Quick answer: Capture Haxe exceptions with their stack trace and attach the compilation target (HashLink, C++, or JavaScript) and platform, because Haxe compiles one codebase to genuinely different runtimes that fail differently. The target is essential context, since the same game can crash on one target and not another.

Haxe is a language that compiles to many targets, and games built with it, including those using the Heaps engine, can run as HashLink bytecode, as native C++, or as JavaScript in the browser, all from one codebase. This is powerful, and it means the same game runs on genuinely different runtimes that fail in different ways: a crash on the JavaScript target is a browser failure, on the C++ target a native crash, on HashLink a bytecode-level error. Setting up crash reporting for a Haxe game means capturing exceptions with the compilation target context that explains these differences.

One codebase, many runtimes

Haxe defining feature is cross-compilation: your Haxe code is compiled to a target language and runtime, and games commonly target HashLink, a fast bytecode VM for desktop, native C++ for performance and console-like targets, and JavaScript for the web. These are not just different platforms but different runtimes, each with its own execution model, error behavior, and crash characteristics.

This means a Haxe game crash depends heavily on the target. A bug might manifest as a clean exception on HashLink, a native crash on the C++ target, and a JavaScript error on the web target, and a crash might appear on only one target due to differences in how the code is compiled and run. Capturing which target a crash came from is the first and most important context for interpreting a Haxe crash, because it determines the entire nature of the failure.

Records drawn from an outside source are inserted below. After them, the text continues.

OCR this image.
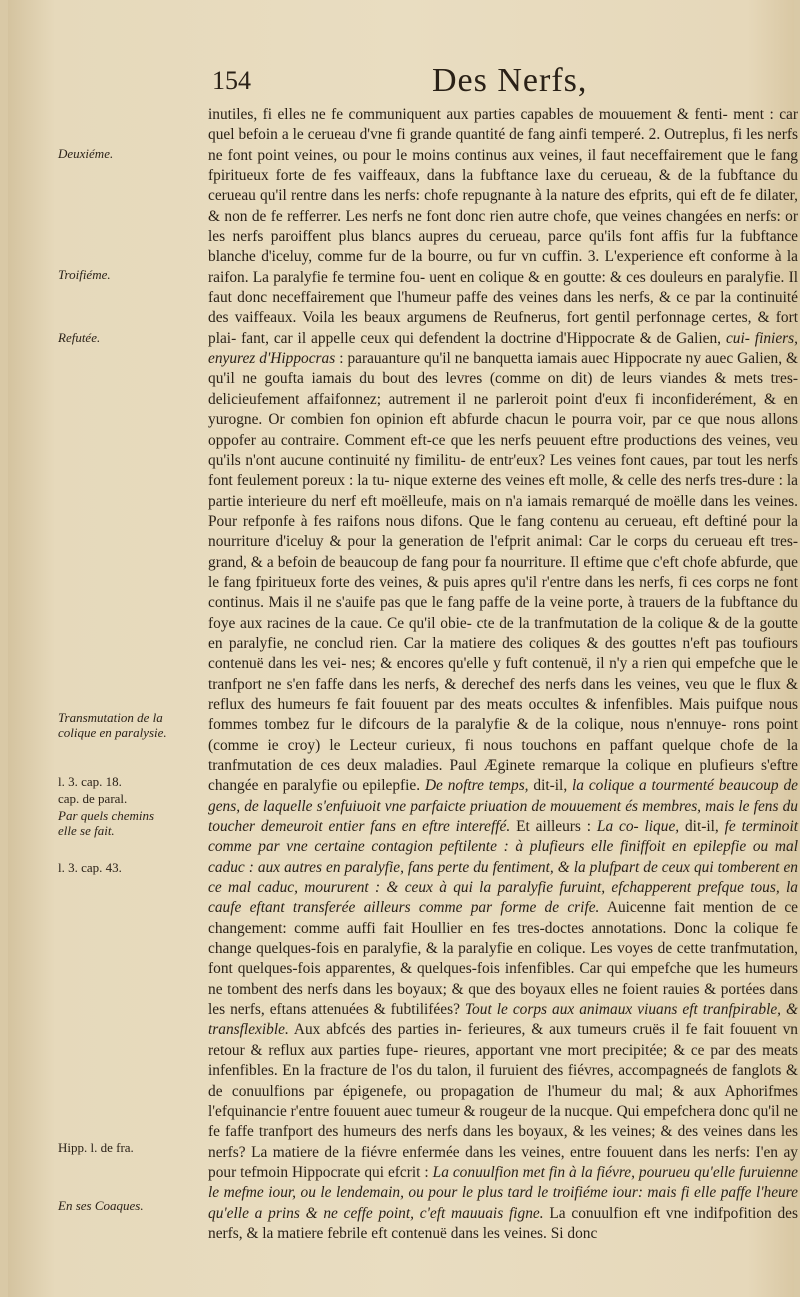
154	Des Nerfs,
Deuxiéme.
Troifiéme.
Refutée.
Transmutation de la colique en paralysie.
l. 3. cap. 18.
cap. de paral.
Par quels chemins elle se fait.
l. 3. cap. 43.
Hipp. l. de fra.
En ses Coaques.
inutiles, fi elles ne fe communiquent aux parties capables de mouuement & fenti- ment : car quel befoin a le cerueau d'vne fi grande quantité de fang ainfi temperé. 2. Outreplus, fi les nerfs ne font point veines, ou pour le moins continus aux veines, il faut neceffairement que le fang fpiritueux forte de fes vaiffeaux, dans la fubftance laxe du cerueau, & de la fubftance du cerueau qu'il rentre dans les nerfs: chofe repugnante à la nature des efprits, qui eft de fe dilater, & non de fe refferrer. Les nerfs ne font donc rien autre chofe, que veines changées en nerfs: or les nerfs paroiffent plus blancs aupres du cerueau, parce qu'ils font affis fur la fubftance blanche d'iceluy, comme fur de la bourre, ou fur vn cuffin. 3. L'experience eft conforme à la raifon. La paralyfie fe termine fou- uent en colique & en goutte: & ces douleurs en paralyfie. Il faut donc neceffairement que l'humeur paffe des veines dans les nerfs, & ce par la continuité des vaiffeaux. Voila les beaux argumens de Reufnerus, fort gentil perfonnage certes, & fort plai- fant, car il appelle ceux qui defendent la doctrine d'Hippocrate & de Galien, cui- finiers, enyurez d'Hippocras : parauanture qu'il ne banquetta iamais auec Hippocrate ny auec Galien, & qu'il ne goufta iamais du bout des levres (comme on dit) de leurs viandes & mets tres-delicieufement affaifonnez; autrement il ne parleroit point d'eux fi inconfiderément, & en yurogne. Or combien fon opinion eft abfurde chacun le pourra voir, par ce que nous allons oppofer au contraire. Comment eft-ce que les nerfs peuuent eftre productions des veines, veu qu'ils n'ont aucune continuité ny fimilitu- de entr'eux? Les veines font caues, par tout les nerfs font feulement poreux : la tu- nique externe des veines eft molle, & celle des nerfs tres-dure : la partie interieure du nerf eft moëlleufe, mais on n'a iamais remarqué de moëlle dans les veines. Pour refponfe à fes raifons nous difons. Que le fang contenu au cerueau, eft deftiné pour la nourriture d'iceluy & pour la generation de l'efprit animal: Car le corps du cerueau eft tres-grand, & a befoin de beaucoup de fang pour fa nourriture. Il eftime que c'eft chofe abfurde, que le fang fpiritueux forte des veines, & puis apres qu'il r'entre dans les nerfs, fi ces corps ne font continus. Mais il ne s'auife pas que le fang paffe de la veine porte, à trauers de la fubftance du foye aux racines de la caue. Ce qu'il obie- cte de la tranfmutation de la colique & de la goutte en paralyfie, ne conclud rien. Car la matiere des coliques & des gouttes n'eft pas toufiours contenuë dans les vei- nes; & encores qu'elle y fuft contenuë, il n'y a rien qui empefche que le tranfport ne s'en faffe dans les nerfs, & derechef des nerfs dans les veines, veu que le flux & reflux des humeurs fe fait fouuent par des meats occultes & infenfibles. Mais puifque nous fommes tombez fur le difcours de la paralyfie & de la colique, nous n'ennuye- rons point (comme ie croy) le Lecteur curieux, fi nous touchons en paffant quelque chofe de la tranfmutation de ces deux maladies. Paul Æginete remarque la colique en plufieurs s'eftre changée en paralyfie ou epilepfie. De noftre temps, dit-il, la colique a tourmenté beaucoup de gens, de laquelle s'enfuiuoit vne parfaicte priuation de mouuement és membres, mais le fens du toucher demeuroit entier fans en eftre intereffé. Et ailleurs : La co- lique, dit-il, fe terminoit comme par vne certaine contagion peftilente : à plufieurs elle finiffoit en epilepfie ou mal caduc : aux autres en paralyfie, fans perte du fentiment, & la plufpart de ceux qui tomberent en ce mal caduc, moururent : & ceux à qui la paralyfie furuint, efchapperent prefque tous, la caufe eftant transferée ailleurs comme par forme de crife. Auicenne fait mention de ce changement: comme auffi fait Houllier en fes tres-doctes annotations. Donc la colique fe change quelques-fois en paralyfie, & la paralyfie en colique. Les voyes de cette tranfmutation, font quelques-fois apparentes, & quelques-fois infenfibles. Car qui empefche que les humeurs ne tombent des nerfs dans les boyaux; & que des boyaux elles ne foient rauies & portées dans les nerfs, eftans attenuées & fubtilifées? Tout le corps aux animaux viuans eft tranfpirable, & transflexible. Aux abfcés des parties in- ferieures, & aux tumeurs cruës il fe fait fouuent vn retour & reflux aux parties fupe- rieures, apportant vne mort precipitée; & ce par des meats infenfibles. En la fracture de l'os du talon, il furuient des fiévres, accompagneés de fanglots & de conuulfions par épigenefe, ou propagation de l'humeur du mal; & aux Aphorifmes l'efquinancie r'entre fouuent auec tumeur & rougeur de la nucque. Qui empefchera donc qu'il ne fe faffe tranfport des humeurs des nerfs dans les boyaux, & les veines; & des veines dans les nerfs? La matiere de la fiévre enfermée dans les veines, entre fouuent dans les nerfs: I'en ay pour tefmoin Hippocrate qui efcrit : La conuulfion met fin à la fiévre, pourueu qu'elle furuienne le mefme iour, ou le lendemain, ou pour le plus tard le troifiéme iour: mais fi elle paffe l'heure qu'elle a prins & ne ceffe point, c'eft mauuais figne. La conuulfion eft vne indifpofition des nerfs, & la matiere febrile eft contenuë dans les veines. Si donc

Capture exceptions with the target context

Haxe has exceptions, and you can catch unhandled exceptions to capture crashes, recording the exception and stack trace. The form this takes depends on the target, since the underlying runtime differs, but the principle is the same: catch what would otherwise crash the game, capture the exception and trace, and report it. Tag every report with the compilation target.

The target tag is essential because it tells you which runtime produced the crash and therefore how to interpret the stack trace and what kind of fix to consider. An exception on the JavaScript target is interpreted like any web error, one on the C++ target like a native crash, and one on HashLink like a VM-level error. Without the target, a Haxe crash report is ambiguous, since the same codebase produces structurally different crashes depending on how it was compiled.

Handle the differences per target

Each Haxe target has its own crash characteristics that affect how you capture and read crashes. The JavaScript target runs in the browser with all its constraints and produces JavaScript stack traces, possibly minified and needing source maps. The C++ target produces native crashes that may need symbolication. HashLink produces its own stack traces from the VM. Your capture should handle the form each target uses.

This per-target handling ensures a crash from any target is readable and actionable. For the C++ target, keep symbols for symbolication; for the JavaScript target, keep source maps; for HashLink, capture the VM stack trace. Tailoring your capture to each target form, while tagging every crash with its target, is what makes a multi-target Haxe game crashes diagnosable across the genuinely different runtimes it compiles to.

Capture platform and version

Beyond the compilation target, capture the platform and OS, since a target like C++ or HashLink still runs across different desktop platforms, and the JavaScript target runs across browsers. A crash on the C++ target on one operating system, or the JavaScript target on one browser, points at a platform-specific issue within that target, which the platform context reveals.

Capture your game version and the relevant engine version, such as Heaps if you use it, so you can tell whether a crash is tied to a particular build or engine version. Behavior can change across Haxe, Heaps, and target-runtime versions, so a crash that correlates with a version tells you whether an update introduced or fixed it. The platform and version context, layered on the target tag, gives you the full environment for each Haxe crash.

Setting it up with Bugnet

Bugnet captures Haxe crashes by catching unhandled exceptions, with the capture tailored to each target form, native symbolication for C++, source maps for JavaScript, VM traces for HashLink, and you attach the compilation target, platform, and version as custom fields. Reports flow into one dashboard tagged by target, so you can see your whole cross-target game stability in one place.

Add custom fields for your game state and group identical crashes into occurrence counts. Because Haxe compiles one codebase to several runtimes, the ability to filter crashes by target is especially valuable, instantly telling you whether a crash is universal across targets, indicating a logic bug in your shared code, or specific to one target, indicating a runtime or compilation issue, which completely changes how you approach the fix.

Test the targets you ship

Because Haxe targets behave differently, test each target you ship, since a bug that never appears on your development target can crash on another. If you develop on HashLink for fast iteration but ship the C++ target for release, or ship a JavaScript web build alongside desktop, test those release targets specifically, because target-specific issues only appear when you run that target.

Pair that testing with your target-tagged crash data for the issues that appear only under specific conditions or platforms within a target. Your testing catches the gross per-target differences, and the captured crashes, tagged by target and platform, reveal the specific failures across the range players run. For a Haxe game that compiles to multiple runtimes, this combination of per-target testing and target-tagged capture is what lets you confidently ship the same code across the different worlds Haxe targets.

Haxe compiles one game into different worlds. Tag the target, or the crash makes no sense.